Scientists are delighted by the first crisp, clear images from ESA’s new space telescope
EUCLID, 7 NOVEMBER 2023
In November, ESA scientists unveiled the first scientific images sent back by the Euclid mission. The five images included the shots seen here of the Horsehead Nebula (main image), spiral galaxy IC 342 (top left) and the Perseus galaxy cluster Abel 426 (top right). Euclid aims to discover more about dark energy and dark matter. The telescope is designed to capture widefield images of vast regions of the night sky – as opposed to focusing on small, specific areas, as the James Webb Space Telescope does – at a higher resolution than was possible using previous survey telescopes, such as the ground-based VLT Survey Telescope.
Euclid launched from Cape Canaveral on the back of a Falcon 9 rocket on 1 July 2023 and arrived at the Sun–Earth Lagrange point L2, some 1.5 million kilometres beyond Earth’s orbit, 30 days later. It will remain in halo orbit at L2 for at least six years.

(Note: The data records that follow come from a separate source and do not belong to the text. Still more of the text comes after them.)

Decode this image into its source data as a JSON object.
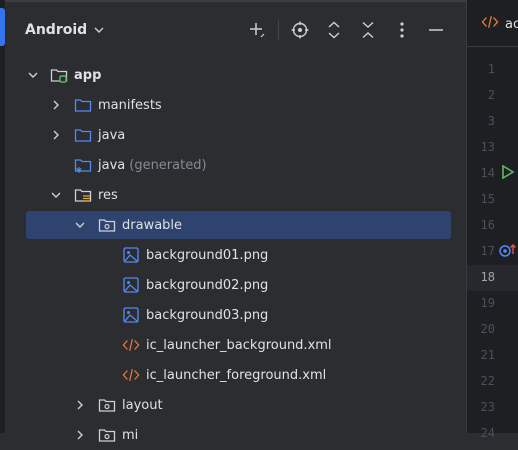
{
  "panel": {
    "title": "Android",
    "actions": [
      "add-icon",
      "locate-icon",
      "expand-all-icon",
      "collapse-all-icon",
      "more-icon",
      "hide-icon"
    ]
  },
  "tree": {
    "rows": [
      {
        "label": "app",
        "suffix": "",
        "bold": true,
        "expanded": true,
        "icon": "module-folder-icon"
      },
      {
        "label": "manifests",
        "suffix": "",
        "expanded": false,
        "icon": "folder-icon"
      },
      {
        "label": "java",
        "suffix": "",
        "expanded": false,
        "icon": "folder-icon"
      },
      {
        "label": "java",
        "suffix": "(generated)",
        "expanded": null,
        "icon": "generated-folder-icon"
      },
      {
        "label": "res",
        "suffix": "",
        "expanded": true,
        "icon": "resources-folder-icon"
      },
      {
        "label": "drawable",
        "suffix": "",
        "expanded": true,
        "selected": true,
        "icon": "package-folder-icon"
      },
      {
        "label": "background01.png",
        "suffix": "",
        "icon": "image-file-icon"
      },
      {
        "label": "background02.png",
        "suffix": "",
        "icon": "image-file-icon"
      },
      {
        "label": "background03.png",
        "suffix": "",
        "icon": "image-file-icon"
      },
      {
        "label": "ic_launcher_background.xml",
        "suffix": "",
        "icon": "xml-file-icon"
      },
      {
        "label": "ic_launcher_foreground.xml",
        "suffix": "",
        "icon": "xml-file-icon"
      },
      {
        "label": "layout",
        "suffix": "",
        "expanded": false,
        "icon": "package-folder-icon"
      },
      {
        "label": "mi",
        "suffix": "",
        "expanded": false,
        "icon": "package-folder-icon"
      }
    ]
  },
  "editor": {
    "tab_label": "ac",
    "line_numbers": [
      "1",
      "2",
      "3",
      "13",
      "14",
      "15",
      "16",
      "17",
      "18",
      "19",
      "20",
      "21",
      "22",
      "23",
      "24"
    ],
    "current_line": "18"
  },
  "colors": {
    "selection": "#2e436e",
    "accent": "#3574f0",
    "folder_blue": "#548af7",
    "xml_orange": "#e07b3c",
    "run_green": "#5fb865"
  }
}
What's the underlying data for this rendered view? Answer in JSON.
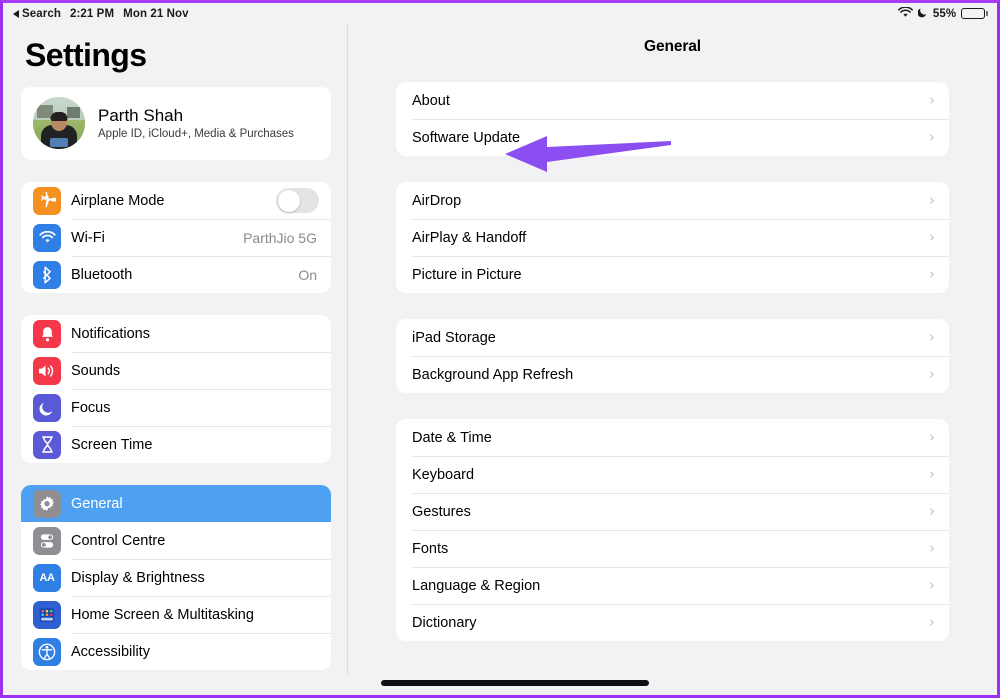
{
  "statusbar": {
    "back_label": "Search",
    "time": "2:21 PM",
    "date": "Mon 21 Nov",
    "battery_percent": "55%",
    "wifi_icon": "wifi-icon",
    "moon_icon": "do-not-disturb-icon",
    "battery_icon": "battery-icon",
    "battery_level": 55
  },
  "sidebar": {
    "title": "Settings",
    "profile": {
      "name": "Parth Shah",
      "subtitle": "Apple ID, iCloud+, Media & Purchases",
      "avatar_icon": "profile-photo"
    },
    "group_connectivity": [
      {
        "label": "Airplane Mode",
        "icon": "airplane-icon",
        "icon_color": "#f49122",
        "control": "toggle",
        "toggle_on": false
      },
      {
        "label": "Wi-Fi",
        "icon": "wifi-icon",
        "icon_color": "#2f7fe4",
        "value": "ParthJio 5G"
      },
      {
        "label": "Bluetooth",
        "icon": "bluetooth-icon",
        "icon_color": "#2f7fe4",
        "value": "On"
      }
    ],
    "group_alerts": [
      {
        "label": "Notifications",
        "icon": "notification-bell-icon",
        "icon_color": "#f4384a"
      },
      {
        "label": "Sounds",
        "icon": "speaker-icon",
        "icon_color": "#f4384a"
      },
      {
        "label": "Focus",
        "icon": "moon-icon",
        "icon_color": "#5a59d6"
      },
      {
        "label": "Screen Time",
        "icon": "hourglass-icon",
        "icon_color": "#5a59d6"
      }
    ],
    "group_system": [
      {
        "label": "General",
        "icon": "gear-icon",
        "icon_color": "#8e8e93",
        "selected": true
      },
      {
        "label": "Control Centre",
        "icon": "control-centre-icon",
        "icon_color": "#8e8e93",
        "selected": false
      },
      {
        "label": "Display & Brightness",
        "icon": "display-brightness-icon",
        "icon_color": "#2f7fe4",
        "selected": false
      },
      {
        "label": "Home Screen & Multitasking",
        "icon": "home-screen-icon",
        "icon_color": "#2f5fd0",
        "selected": false
      },
      {
        "label": "Accessibility",
        "icon": "accessibility-icon",
        "icon_color": "#2f7fe4",
        "selected": false
      }
    ]
  },
  "main": {
    "title": "General",
    "groups": [
      {
        "rows": [
          {
            "label": "About",
            "chevron": "chevron-right-icon"
          },
          {
            "label": "Software Update",
            "chevron": "chevron-right-icon",
            "annotated": true
          }
        ]
      },
      {
        "rows": [
          {
            "label": "AirDrop",
            "chevron": "chevron-right-icon"
          },
          {
            "label": "AirPlay & Handoff",
            "chevron": "chevron-right-icon"
          },
          {
            "label": "Picture in Picture",
            "chevron": "chevron-right-icon"
          }
        ]
      },
      {
        "rows": [
          {
            "label": "iPad Storage",
            "chevron": "chevron-right-icon"
          },
          {
            "label": "Background App Refresh",
            "chevron": "chevron-right-icon"
          }
        ]
      },
      {
        "rows": [
          {
            "label": "Date & Time",
            "chevron": "chevron-right-icon"
          },
          {
            "label": "Keyboard",
            "chevron": "chevron-right-icon"
          },
          {
            "label": "Gestures",
            "chevron": "chevron-right-icon"
          },
          {
            "label": "Fonts",
            "chevron": "chevron-right-icon"
          },
          {
            "label": "Language & Region",
            "chevron": "chevron-right-icon"
          },
          {
            "label": "Dictionary",
            "chevron": "chevron-right-icon"
          }
        ]
      }
    ]
  },
  "annotation": {
    "arrow_icon": "arrow-left-annotation",
    "color": "#8b4ef0",
    "points_to": "Software Update"
  },
  "colors": {
    "frame_purple": "#9a2ff0",
    "selection_blue": "#4ea1f2",
    "panel_background": "#f2f2f5",
    "card_white": "#ffffff",
    "chevron_gray": "#c2c2c6"
  },
  "home_indicator": {
    "label": "home-indicator"
  }
}
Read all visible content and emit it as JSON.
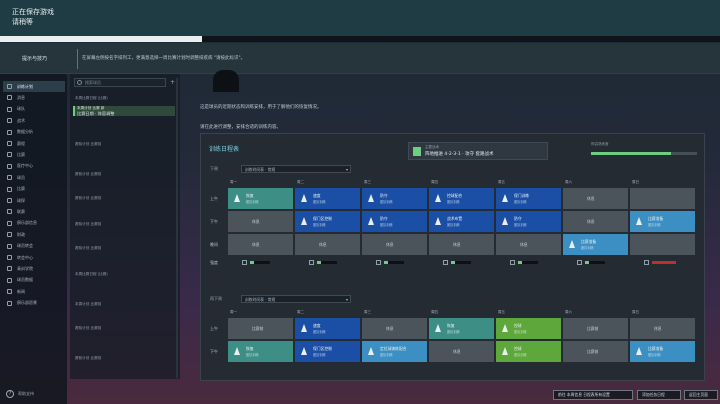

Two heads are better than one
HUBBLE SPACE TELESCOPE AND JAMES WEBB SPACE TELESCOPE, 9 NOVEMBER 2023
The JWST was designed to replace Hubble, but this picture of galaxy cluster MACS 0416 shows what can happen when the two are used in parallel. A visible light Hubble image and an infrared JWST image were combined to produce this stunning composite, which reveals new, hitherto unseen galaxies in the cluster’s outlying regions.